Oh, and sexually abused by my step-dad, as was my younger sister. But, 30 years after the fact, we're redressing that balance by giving statements to the police and, as of today, waiting for the call to say they're going to arrest him and charge him with rape/various gross indecencies. It won't be hard to find him; he still lives with his wife, our mother, two decades after she was told what went on. It's definitely not a river in Egypt, it's a place much closer and much more able to reach out and slap you if you don't learn how to block instinctively. Sis and I are bored to shit with instinctive blocking and have finally gone for the pre-emptive strike.
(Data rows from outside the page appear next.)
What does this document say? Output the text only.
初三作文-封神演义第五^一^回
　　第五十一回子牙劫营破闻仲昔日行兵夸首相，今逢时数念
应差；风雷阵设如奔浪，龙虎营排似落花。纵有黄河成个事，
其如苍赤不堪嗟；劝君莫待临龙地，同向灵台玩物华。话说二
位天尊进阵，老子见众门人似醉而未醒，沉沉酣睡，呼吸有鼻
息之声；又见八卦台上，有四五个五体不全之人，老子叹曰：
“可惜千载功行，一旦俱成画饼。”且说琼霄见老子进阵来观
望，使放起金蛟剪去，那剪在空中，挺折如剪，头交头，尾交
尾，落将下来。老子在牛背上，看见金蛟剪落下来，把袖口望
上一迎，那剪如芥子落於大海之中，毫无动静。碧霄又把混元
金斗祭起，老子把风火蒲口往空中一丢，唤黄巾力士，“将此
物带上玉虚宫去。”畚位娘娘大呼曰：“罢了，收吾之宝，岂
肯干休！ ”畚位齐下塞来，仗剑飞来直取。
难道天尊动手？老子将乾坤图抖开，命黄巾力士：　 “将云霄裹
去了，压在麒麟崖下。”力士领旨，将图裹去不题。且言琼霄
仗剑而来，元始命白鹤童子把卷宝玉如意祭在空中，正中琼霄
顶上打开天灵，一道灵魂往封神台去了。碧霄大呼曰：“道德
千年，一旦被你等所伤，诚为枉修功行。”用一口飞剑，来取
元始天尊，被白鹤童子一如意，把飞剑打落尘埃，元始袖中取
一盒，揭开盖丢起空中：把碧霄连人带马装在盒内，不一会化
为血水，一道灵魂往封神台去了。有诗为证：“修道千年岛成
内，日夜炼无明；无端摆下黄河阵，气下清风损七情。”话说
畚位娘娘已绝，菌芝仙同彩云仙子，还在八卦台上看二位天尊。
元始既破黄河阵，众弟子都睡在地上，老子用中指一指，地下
You'll probably read a lot of 'strike', 'block', 'adrenalin response', 'pressure point' references if you stick around here. I won't apologise for letting martial arts terminology infiltrate my stream of conciousness but I will say sorry in advance if I slip into japanese rather than my usual 'cockney bird moved up to Essex' style of thinking/typing. Unlikely? You'd think, but I do love a drop of sauce and have a strange (for strange, read sad) ability to type sober when totally squiffy. I've been known to proof-read martial arts articles prior to publication whilst two thirds of the way down a litre bottle of Napolean and not miss a single spelling/grammatical error.

Anyway, things that occurred to me today...

Dyslexic teenagers are so much more internet aware than their parents. And, therefore, so much more able to introduce icky spyware that makes the whole system slow down to such an extent that my trusty programs fall over before being able to disinfect the problems they eventually detect


Wednesday, September 27


A lot of it about, ain't there? Having determined to do this blog I sit here with a head full of thoughts and tinker with settings rather than let them out through the keyboard. I've now decided that I really ought to have a shower and put some day clothes on before I get going, it seems somehow inappropriate to be in front of a new audience without the armour of attire that would pass muster in polite company. Well, polite-ish, anyway.

I'll be back. Clean, refreshed and smelling of cocoa butter body lotion. Or fabric conditioner and washing up liquid if I get distracted by the guiltfest that is my kitchen.